Smallpox vaccine side effects ‘rare’

  • Published
  • By Army Sgt. 1st Class Doug Sample
  • American Forces Press Service
Mass smallpox vaccinations can be conducted safely with "very low" rates of serious adverse effects, the Defense Department's senior medical official said June 25.

The military will continue with its vaccination program because the smallpox bioterror threat remains, said Dr. William Winkenwerder, assistant secretary of defense for health affairs.

"Although we are no longer vaccinating servicemembers at the rate we witnessed earlier in the program, we continue to vaccinate those who are serving or who soon will be serving in high-risk areas," he said. "Our experience demonstrates that on a large scale the smallpox vaccination program can be conducted safely."

There are risks associated with the smallpox vaccination, even though significant side effects are rare, and death is very rare, Winkenwerder said.

"Our experience is that it is possible to reduce those risks associated with the vaccine," he said.

According to information from the five and a half-month military study, DOD officials administered 450,293 vaccinations, including more than 50,000 per week at the peak of the military program.

The study began Dec. 13, the day after President George W. Bush announced the plan to vaccinate the military, and ended May 28.

The study proved that the vaccine was administered without many adverse reactions, such as skin irritation and blister rashes, or risks associated with it, said Army Col. John D. Grabenstein. He is the Military Vaccine Agency’s deputy director for clinical operations.

Grabenstein wrote a report on the vaccination study with Winkenwerder. In it, he said that adverse incidents were not as apparent as historical data would suggest.

"Itching at the vaccination site was reported by about 60 percent of those vaccinated," Grabenstein said. Also, cases of "blister rashes” were mild, and they were treated on an outpatient basis.

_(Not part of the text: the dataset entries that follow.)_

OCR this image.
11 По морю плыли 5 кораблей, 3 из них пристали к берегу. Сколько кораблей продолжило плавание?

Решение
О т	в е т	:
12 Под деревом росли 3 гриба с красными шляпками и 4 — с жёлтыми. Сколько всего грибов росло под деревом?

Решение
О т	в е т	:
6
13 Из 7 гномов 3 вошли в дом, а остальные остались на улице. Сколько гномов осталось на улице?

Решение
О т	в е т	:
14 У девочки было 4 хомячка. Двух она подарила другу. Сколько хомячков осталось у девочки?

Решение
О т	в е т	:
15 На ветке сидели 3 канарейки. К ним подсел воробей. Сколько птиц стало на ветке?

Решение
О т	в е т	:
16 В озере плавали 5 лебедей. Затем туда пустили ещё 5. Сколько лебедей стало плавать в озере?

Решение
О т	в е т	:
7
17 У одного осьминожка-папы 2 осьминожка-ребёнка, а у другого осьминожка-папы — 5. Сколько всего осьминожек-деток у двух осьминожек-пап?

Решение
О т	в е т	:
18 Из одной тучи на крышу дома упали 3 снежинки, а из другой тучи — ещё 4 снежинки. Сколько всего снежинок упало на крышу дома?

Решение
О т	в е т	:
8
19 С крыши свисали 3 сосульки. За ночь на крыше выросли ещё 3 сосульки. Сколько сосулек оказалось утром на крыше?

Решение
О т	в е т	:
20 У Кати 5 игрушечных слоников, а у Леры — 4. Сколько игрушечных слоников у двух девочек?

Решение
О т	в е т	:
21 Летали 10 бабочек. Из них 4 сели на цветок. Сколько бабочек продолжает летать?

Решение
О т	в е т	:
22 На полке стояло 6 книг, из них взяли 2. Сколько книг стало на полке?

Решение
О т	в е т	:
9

He also said 3 percent needed to take sick leave after being vaccinated. That leave lasted roughly a day and a half, he said.

Comprehensive training of medical staff, education and careful screening of servicemembers, and close monitoring following vaccination were identified as ways to keep risks to a minimum. Early intervention when adverse events occur was also identified, according to Winkenwerder.

He said the study found no cases of transmission of vaccine virus from the health-care worker to the patient.

However, there were some concerns identified in the study. Winkenwerder said acute myopericarditis -- inflammation of the membrane covering the heart -- occurred in a small number of servicemembers who received the vaccine: about 1 in 12,000, or 37, people.

"All of these individuals have recovered or they are recovering, and we will continue to follow them," he said.

Grabenstein also refuted media accounts of the vaccine causing heart attacks in servicemembers.

"We have had several heart attacks among (those receiving) smallpox vaccines, but no more than we have had among a similar amount of unvaccinated people," he said. "So our conclusion is that heart attacks and smallpox vaccination are unrelated."

Information learned from the study will provide the American medical community and public with "current, factual information that will be useful as the U.S. moves forward with its vaccination program," Winkenwerder said.